Today I will describe one of some interesting algorithms I’ve learnt lately in Data Mining class, which aims at finding frequent items bought together. For instance beer and diapers (yes, you guessed it – dads doing shopping).

Market Basket Analysis helps to identify items that are likely to be purchased together. Association rule mining finds correlations between items in a set of transactions. Marketers may then use these association rules to place correlated products next to each other on store shelves or online so that customers buy more items. Finding frequent sets in mining association rules is a computationally intensive problem.

In general, the task can be described as follows for a set of transactions:

Given: Set of transactions Find: IF-THEN rules that predict the occurrence of an item based on other items in the transaction.

**Transaction ID Items:**

1 Bread, Milk

2 Bread, Milk, Diaper, Beer, Eggs

3 Milk,Diaper, Beer, Coke

4 Bread, Milk, Diaper,Beer

5 Bread, Milk, Diaper, Coke

We will therefore look for association rules (implication means co-occurrence, not causality!), for instance:

{Diaper} →{Beer},

{Milk, Bread} →{Eggs, Coke},

{Beer, Bread} →{Milk}

An important thing to keep in mind is that we keep only these association rules with support ≥s and confidence ≥c. Focus of this task is therefore on common events, not rare events (like for instance in fraud detection). There are many algorithms that are designed to address this problem, e.g. naive solution, apriori, PCY, and others.

Naive solution gets exponentially complex in number of items and eventually becomes too slow, so it not an optional one.

For each association rule X -> Y,

Keep if meets support & confidence threshold

If we have m items, we will have (3^m – 2^(m+1) + 1) rules.

A better algorithm is Apriori, which applies an iterative approach of joining and pruning.

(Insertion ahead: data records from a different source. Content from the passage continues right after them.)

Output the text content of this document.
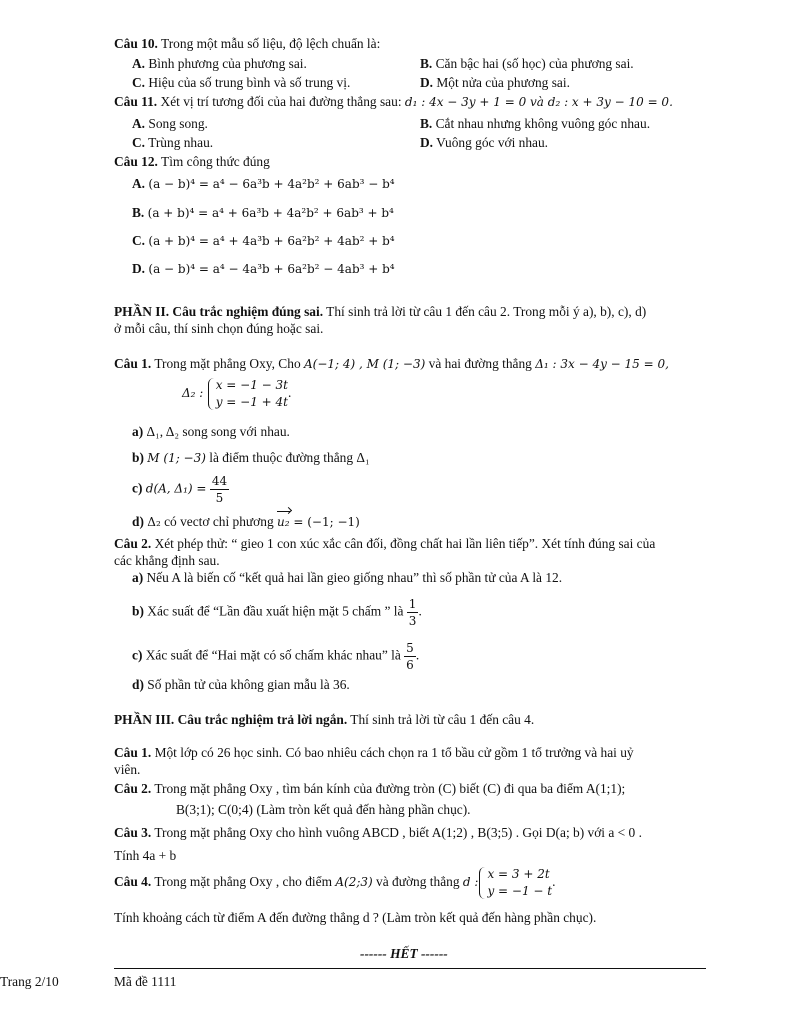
Câu 10. Trong một mẫu số liệu, độ lệch chuẩn là:
A. Bình phương của phương sai.	B. Căn bậc hai (số học) của phương sai.
C. Hiệu của số trung bình và số trung vị.	D. Một nửa của phương sai.
Câu 11. Xét vị trí tương đối của hai đường thẳng sau: d₁ : 4x − 3y + 1 = 0 và d₂ : x + 3y − 10 = 0.
A. Song song.	B. Cắt nhau nhưng không vuông góc nhau.
C. Trùng nhau.	D. Vuông góc với nhau.
Câu 12. Tìm công thức đúng
A. (a − b)⁴ = a⁴ − 6a³b + 4a²b² + 6ab³ − b⁴
B. (a + b)⁴ = a⁴ + 6a³b + 4a²b² + 6ab³ + b⁴
C. (a + b)⁴ = a⁴ + 4a³b + 6a²b² + 4ab² + b⁴
D. (a − b)⁴ = a⁴ − 4a³b + 6a²b² − 4ab³ + b⁴
PHẦN II. Câu trắc nghiệm đúng sai. Thí sinh trả lời từ câu 1 đến câu 2. Trong mỗi ý a), b), c), d)
ở mỗi câu, thí sinh chọn đúng hoặc sai.
Câu 1. Trong mặt phẳng Oxy, Cho A(−1; 4) , M (1; −3) và hai đường thẳng Δ₁ : 3x − 4y − 15 = 0,
Δ₂ :
x = −1 − 3t
y = −1 + 4t
.
a) Δ₁, Δ₂ song song với nhau.
b) M (1; −3) là điểm thuộc đường thẳng Δ₁
c) d(A, $\Delta_1) = \frac{44}{5}$
d) Δ₂ có vectơ chỉ phương u₂ = (−1; −1)
Câu 2. Xét phép thử: “ gieo 1 con xúc xắc cân đối, đồng chất hai lần liên tiếp”. Xét tính đúng sai của
các khẳng định sau.
a) Nếu A là biến cố “kết quả hai lần gieo giống nhau” thì số phần tử của A là 12.
b) Xác suất để “Lần đầu xuất hiện mặt 5 chấm ” là $\frac{1}{3}$ .
c) Xác suất để “Hai mặt có số chấm khác nhau” là $\frac{5}{6}$ .
d) Số phần tử của không gian mẫu là 36.
PHẦN III. Câu trắc nghiệm trả lời ngắn. Thí sinh trả lời từ câu 1 đến câu 4.
Câu 1. Một lớp có 26 học sinh. Có bao nhiêu cách chọn ra 1 tổ bầu cử gồm 1 tổ trưởng và hai uỷ
viên.
Câu 2. Trong mặt phẳng Oxy , tìm bán kính của đường tròn (C) biết (C) đi qua ba điểm A(1;1);
B(3;1); C(0;4) (Làm tròn kết quả đến hàng phần chục).
Câu 3. Trong mặt phẳng Oxy cho hình vuông ABCD , biết A(1;2) , B(3;5) . Gọi D(a; b) với a < 0 .
Tính 4a + b
Câu 4. Trong mặt phẳng Oxy , cho điểm A(2;3) và đường thẳng d :
x = 3 + 2t
y = −1 − t
.
Tính khoảng cách từ điểm A đến đường thẳng d ? (Làm tròn kết quả đến hàng phần chục).
------ HẾT ------
Mã đề 1111
Trang 2/10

An even better version of it is PCY algorithm, which applies hash-based filtering. It takes advantage of the idle memory in pass1. During pass 1, maintain a hash table. Keep a count for each bucket into which pairs of items are hashed. If the count of a bucket is >= support s, it is called a frequent bucket. For a bucket with total count less than s, none of its pairs can be frequent, therefore can be eliminated as candidates. For Pass 2, only count pairs that hash to frequent buckets. An example of a hash function can be for instance remainder from a division of multiplied items by 11 (e.g.: for a par of items {1,3}, it would be hashed to bucket 3 because (1*3)%11 = 3).

A bit more about the background and implementation in the original article:

Jong Soo Park, Ming-Syan Chen, Philip S. Yu: *An Effective Hash Based Algorithm for Mining Association Rules*. SIGMOD Conference 1995: 175-186

I found it particularly interesting to learn a bit more about this use of a hashing function.